À propos de cette édition
Résumé/Sommaire
Lui offrant du brandy, le narrateur convainc l’Huron Ohiarekouen de lui raconter la légende du Grand Serpent. Réticent, l’Amérindien se laisse persuader. Une nuit, un jeune insolent, Otsitsot, surnommé le Carcajou, fut témoin de l’arrivée d’un monstrueux serpent aux yeux brillants qui avançait en brisant les arbres ; il portait une crête d’où jaillissaient des étincelles. Un dialogue s’amorça et le serpent, le “petit manitou”, se transforma en chétif vieillard pour ne plus terroriser Otsitsot. Il lui promit richesse, prestance et eau-de-vie, un mariage avantageux et la neutralisation d’un prêtre encombrant. En échange, il lui demanda d’abjurer sa foi chrétienne, le menaçant de se venger sur lui et les siens si, par la suite, il revenait à la religion.
Otsitsot accepta, quitta son village pour y revenir riche et y donner des festins. Il tomba malade après quelques années, et le médecin appelé à son chevet lui annonça sa mort proche. Le renégat voulut alors faire appeler un prêtre, mais celui-ci était absent, éloigné par une ruse du petit manitou, et Otsitsot mourut.
Commentaires
La position du narrateur est ambiguë : à son personnage amérindien, le conteur Ohiarekouen, il attribue aussi bien noblesse qu’hypocrisie, perspicacité que penchant pour l’alcool. L’auteur donne des poses nobles et tragiques à son Huron. Malgré cela, et malgré les larmes versées sur le destin tragique des Amérindiens, les actes du narrateur traduisent le mépris et le cynisme : il offre de l’alcool au Huron pour lui extorquer la légende du Grand Serpent. Avec les anecdotes infrapaginales, qui viennent brouiller le tableau, et avec l’ironie de certaines phrases, il devient difficile de démêler l’idéologie réelle de Philippe Aubert de Gaspé, et l’attitude qu’il donne à son narrateur.
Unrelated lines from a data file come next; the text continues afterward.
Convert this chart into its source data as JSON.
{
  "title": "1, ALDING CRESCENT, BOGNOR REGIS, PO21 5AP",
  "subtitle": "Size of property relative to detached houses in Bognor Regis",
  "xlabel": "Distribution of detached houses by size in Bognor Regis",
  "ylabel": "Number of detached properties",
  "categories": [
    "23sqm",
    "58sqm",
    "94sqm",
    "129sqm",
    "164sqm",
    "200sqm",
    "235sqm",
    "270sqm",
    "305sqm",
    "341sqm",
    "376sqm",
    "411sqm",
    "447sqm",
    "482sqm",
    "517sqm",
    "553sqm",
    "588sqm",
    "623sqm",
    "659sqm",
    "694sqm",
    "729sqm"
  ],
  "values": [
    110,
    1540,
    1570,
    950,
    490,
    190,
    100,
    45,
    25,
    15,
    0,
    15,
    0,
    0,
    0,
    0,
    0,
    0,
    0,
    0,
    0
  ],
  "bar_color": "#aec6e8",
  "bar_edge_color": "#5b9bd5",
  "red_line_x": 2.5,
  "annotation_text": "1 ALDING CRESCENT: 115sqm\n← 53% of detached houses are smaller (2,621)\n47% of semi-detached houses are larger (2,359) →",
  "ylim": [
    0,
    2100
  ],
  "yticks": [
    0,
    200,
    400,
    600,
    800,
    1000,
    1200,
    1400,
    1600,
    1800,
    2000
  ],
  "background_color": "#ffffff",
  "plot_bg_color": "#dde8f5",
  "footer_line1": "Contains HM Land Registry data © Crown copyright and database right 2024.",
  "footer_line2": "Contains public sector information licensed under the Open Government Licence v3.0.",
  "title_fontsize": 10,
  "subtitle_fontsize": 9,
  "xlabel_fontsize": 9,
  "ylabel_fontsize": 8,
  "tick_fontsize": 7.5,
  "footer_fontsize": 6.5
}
Ce narrateur, est-ce lui, fidèlement ? Ou est-ce en partie un personnage, un rôle de composition ?
Le message de la légende, lui, paraît plus clair : l’Amérindien doit renoncer à l’autonomie, la dignité et la prospérité offertes par le petit manitou (les valeurs et croyances ancestrales), au profit de la foi chrétienne qui proposerait, elle, paix et sérénité (et soumission, est-on tenté de lire). Mais il y a mauvaise foi de la part du Blanc dans la transcription de cette légende : l’alcool (appelé eau-de-feu) y est offert par le petit manitou (le serpent, tentateur comme il se doit) alors qu’historiquement, ce sont les chrétiens qui ont apporté l’alcool aux Amérindiens.
Il faudrait aussi voir si cette légende, rapportée par un Blanc en 1866, est authentique ou apocryphe. Les Hurons avaient-ils été acculturés au point de se représenter la soumission chrétienne comme une vertu, et ce sous le déguisement d’une légende amérindienne ancestrale ? Telle recherche serait un travail d’ethnographie.
Quant à la structure du récit, elle met un moment à se mettre en place : l’introduction est longue et parfois redondante (quand l’auteur redit en d’autres termes les propos d’Ohiarekouen, comme si le lecteur risquait de ne pas comprendre les dialogues). Tout au long du texte, les rasades de brandy promises à Ohiarekouen viennent interrompre le conte et rappeler les positions respectives du narrateur/témoin et du conteur. C’est un procédé que d’autres auteurs ne jugeaient pas nécessaire : le narrateur/témoin était chargé de l’introduction et parfois d’un bref épilogue, le reste de l’espace textuel étant laissé au conteur et à son récit. [DS]
- Source : Le XIXe siècle fantastique en Amérique française, Alire, p. 25-26.